Fitting a Dog Knee Brace Correctly

Surgery is most often chosen for dogs with serious knee injuries, such as damage to the cruciate ligament. Dog owners who opt for less invasive treatment than knee surgery are choosing to use a dog knee brace instead. Here is some information on the proper procedures for fitting your dog with a knee brace.

Brace Types

There are 3 different types of knee braces to consider:

  • Stifle braces focus their support on the knee and the upper portion of the leg.
  • Hock braces concentrate their support on the hock muscle along with the knee.
  • Carpus braces offer support for the wrist.
  • These different types of braces may be used in combinations according to the type of injury. Your vet will recommend a brace design after diagnosis.

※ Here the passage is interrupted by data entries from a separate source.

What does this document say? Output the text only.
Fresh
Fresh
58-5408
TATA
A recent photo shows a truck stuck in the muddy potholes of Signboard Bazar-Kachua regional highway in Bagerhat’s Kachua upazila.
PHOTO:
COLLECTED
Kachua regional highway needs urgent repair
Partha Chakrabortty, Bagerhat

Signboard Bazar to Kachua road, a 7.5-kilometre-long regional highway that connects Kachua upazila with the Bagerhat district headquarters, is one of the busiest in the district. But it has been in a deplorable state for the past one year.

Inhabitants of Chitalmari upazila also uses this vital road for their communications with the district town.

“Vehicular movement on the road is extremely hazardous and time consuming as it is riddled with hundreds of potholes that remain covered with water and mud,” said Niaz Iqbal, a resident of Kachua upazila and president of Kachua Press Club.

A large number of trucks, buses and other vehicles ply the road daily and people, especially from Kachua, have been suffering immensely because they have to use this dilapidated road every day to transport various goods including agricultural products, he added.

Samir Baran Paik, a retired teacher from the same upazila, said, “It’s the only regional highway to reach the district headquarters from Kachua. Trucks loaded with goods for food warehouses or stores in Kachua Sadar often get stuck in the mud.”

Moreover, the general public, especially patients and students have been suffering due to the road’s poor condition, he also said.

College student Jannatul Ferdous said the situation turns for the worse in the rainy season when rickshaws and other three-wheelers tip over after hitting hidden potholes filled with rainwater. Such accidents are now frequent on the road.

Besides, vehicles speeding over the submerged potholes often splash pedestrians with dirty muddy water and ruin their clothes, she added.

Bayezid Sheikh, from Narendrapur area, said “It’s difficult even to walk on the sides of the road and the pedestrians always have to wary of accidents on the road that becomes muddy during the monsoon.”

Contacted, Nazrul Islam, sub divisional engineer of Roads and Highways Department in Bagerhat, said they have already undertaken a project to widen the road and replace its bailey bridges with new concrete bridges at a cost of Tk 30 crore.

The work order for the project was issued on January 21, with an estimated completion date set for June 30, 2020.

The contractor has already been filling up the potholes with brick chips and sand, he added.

All braces have straps, Velcro or metal attachments to hold them on securely in various configurations. Some will have straps travelling over the dog's back and attaching to the opposite leg to keep the knee brace from riding down the injured leg, or shifting in some other way. When you get your dog's knee brace, go over these attachments with your vet or prosthetist thoroughly so you can avoid cutting off circulation or causing injury or irritation when you put your dog's brace on.


While there are manufacturers that will ship braces to you without custom fittings, these applications often produce the poorest results.

A custom fitted knee brace is the best way to safeguard you dog's health, and get the best outcome. The fitting is done by making a plaster cast of your dog's leg. You can find companies that will ship you a casting kit with detailed instructions, so you can make the plaster cast yourself and ship it back to the manufacturer. Your dog's brace is then made from the plaster mold in a few days. This method can be economical, but for the best results you should ask your vet to make the plaster cast and send it to the manufacturer. Better still: ask your vet to help you find a certified prosthetist to make the brace. This process will take a few extra appointments, but it will give your dog the best chance for healing quickly and fully.

Take the greatest care, and try not to spare expense when fitting your dog' knee brace. A badly fitted brace can aggravate your dog's injury, or cause new damage to leg muscles, tendons and bones.